EC green-lights MSD’s Keytruda combo for lung cancer

by | 11th Sep 2018 | News

The European Commission has approved MSD’s Keytruda for use in combination with Eli Lilly’s Alimta and platinum-based chemotherapy for the first-line treatment of some advanced lung cancers.

The European Commission has approved MSD’s Keytruda for use in combination with Eli Lilly’s Alimta and platinum-based chemotherapy for the first-line treatment of some advanced lung cancers.

Specifically, the decision allows use of the combination in patients with metastatic non-squamous non-small cell lung cancer (NSCLC) who have no EGFR or ALK positive mutations.

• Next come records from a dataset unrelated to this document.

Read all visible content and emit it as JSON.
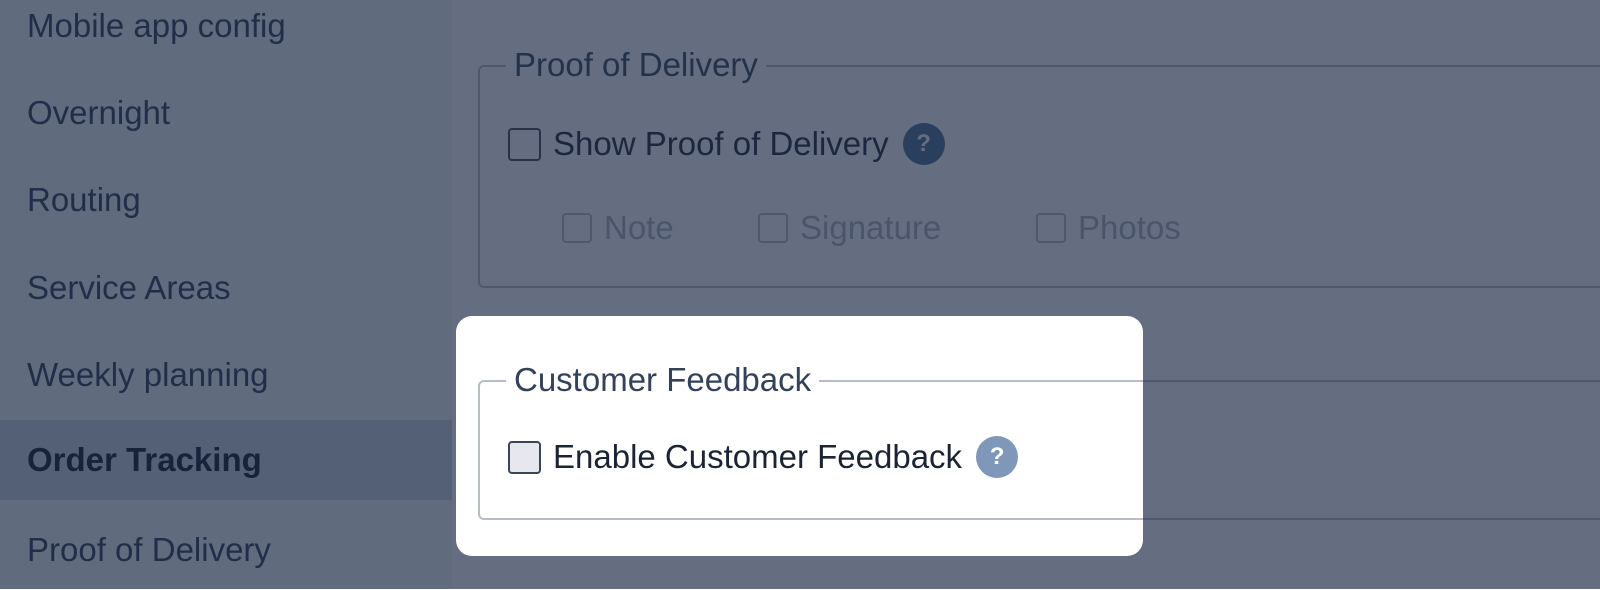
{
  "sidebar": {
    "items": [
      {
        "label": "Mobile app config"
      },
      {
        "label": "Overnight"
      },
      {
        "label": "Routing"
      },
      {
        "label": "Service Areas"
      },
      {
        "label": "Weekly planning"
      },
      {
        "label": "Order Tracking",
        "active": true
      },
      {
        "label": "Proof of Delivery"
      }
    ]
  },
  "proof_of_delivery": {
    "legend": "Proof of Delivery",
    "show_label": "Show Proof of Delivery",
    "show_checked": false,
    "help_icon": "question-circle-icon",
    "options": [
      {
        "label": "Note",
        "checked": false,
        "disabled": true
      },
      {
        "label": "Signature",
        "checked": false,
        "disabled": true
      },
      {
        "label": "Photos",
        "checked": false,
        "disabled": true
      }
    ]
  },
  "customer_feedback": {
    "legend": "Customer Feedback",
    "enable_label": "Enable Customer Feedback",
    "enable_checked": false,
    "help_icon": "question-circle-icon"
  },
  "colors": {
    "overlay": "#1c2a44",
    "active_sidebar": "#cbd2dd",
    "help_icon": "#7f98b9"
  }
}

Keytruda (pembrolizumab) is the first immunotherapy to be approved by the EC for treatment of NSCLC in combination with chemotherapy, on the back of data from the KEYNOTE-189 trial, which showed that the combination cut the risk of death by more than 50% compared to Alimta (pemetrexed) and platinum-based chemotherapy alone.

A reduction in the risk of disease progression or death of 48% was also observed with pembrolizumab in combination with pemetrexed and platinum-based chemotherapy.

“This decision is likely to bring a step change in the way we treat lung cancer,” said Gary Middleton, Professor of Medical Oncology at the University of Birmingham. “It opens up treatment with pembrolizumab to anyone with non-squamous, non-small cell lung cancer, the most common type of lung cancer, that has spread to other parts of the body.”

“By combining immunotherapies with chemotherapy we are seeing remarkable benefits for patients, without adding a similar level of side-effects seen with chemotherapy on its own,” added Vanessa Beattie, chair of the National Lung Cancer Forum for Nurses and clinical nurse specialist at Aintree University Hospital, Liverpool.

The UK currently has the second worse survival rate for lung cancer in Europe with only 8% of patients surviving more than five years, highlighting the need for new treatment options and approches.